Never take a class on Friday afternoon. Try not to have class before twelve one day, and not after twelve another day. Then depending on what time of the season it is, you can hunt in the morning or evening. Next semester I plan to have few classes on Wednesday so I can skip them on November 22nd in order to get to Nebraska sooner for a thanksgiving mule deer hunt.

  1. Contact biology professors about deer hunting.

Hopefully you have at least one professor who has done some hunting and you can email him for possible leads. If not, biology professors are a good place to start. Also coaches tend to be part of the hunting culture as well. I have been surprised by how friendly and helpful other hunters are towards college kids looking to hunt. I have heard of students meeting people at local churches as well.

  1. Former students.

Many students have come through your university looking to hunt. These students move away every four years leaving heaps of hunting possibilities behind. Befriend upperclassmen who hunt in your first year in college, and you might be able to inherit their hunting locations when they graduate.

  1. Be realistic

When I plan to hunt every weekend I set myself up to be disappointed.

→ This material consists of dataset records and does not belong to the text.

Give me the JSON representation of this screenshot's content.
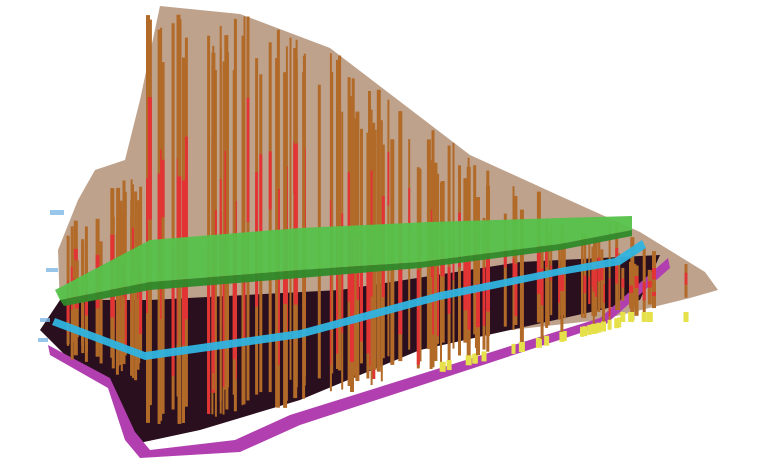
{
  "scene": {
    "surfaces": [
      {
        "id": "terrain",
        "color": "#b99a82"
      },
      {
        "id": "green-horizon",
        "color": "#55c24a"
      },
      {
        "id": "cyan-horizon",
        "color": "#2fb4e0"
      },
      {
        "id": "magenta-horizon",
        "color": "#b23fb0"
      }
    ],
    "base_color": "#2a0f1f",
    "well_colors": {
      "casing": "#b26a28",
      "interval": "#e23434",
      "marker": "#e6e04a"
    }
  }
}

Be ready for your schedule to change and suddenly a Friday afternoon hunt is cancelled. Or you have an assignment on Monday morning that pops up so you can’t go hunting at all. I felt pretty sick this past season when I had to stay at Grinnell for a group project near the peak of the rut. But that is part of hunting in college and you can still have success.

  1. Be flexible

Though college can be a seven day a week job, it also has a lot of vacation days. Semester schedules offer long winter, fall, and thanksgiving breaks. These four years might be the time to hone in on early or late season skills you haven’t had to use before. My sophomore year I shot a buck over fall break in October, and Stuart shot his buck this season over Christmas break. Just keep hunting, you never know, and it is better to be in a treestand than a library. Also, take your readings into the treestand with you. I don’t recommend reading in a treestand if you can help it, but if it comes down to reading while hunting or not hunting at all, take your assignment with you. Getting out a few weekends and over your breaks is enough to continue to improve as a hunter. If you are proactive in finding locations near your school and setting up your schedule you can hunt more than you expect while in college. Good luck.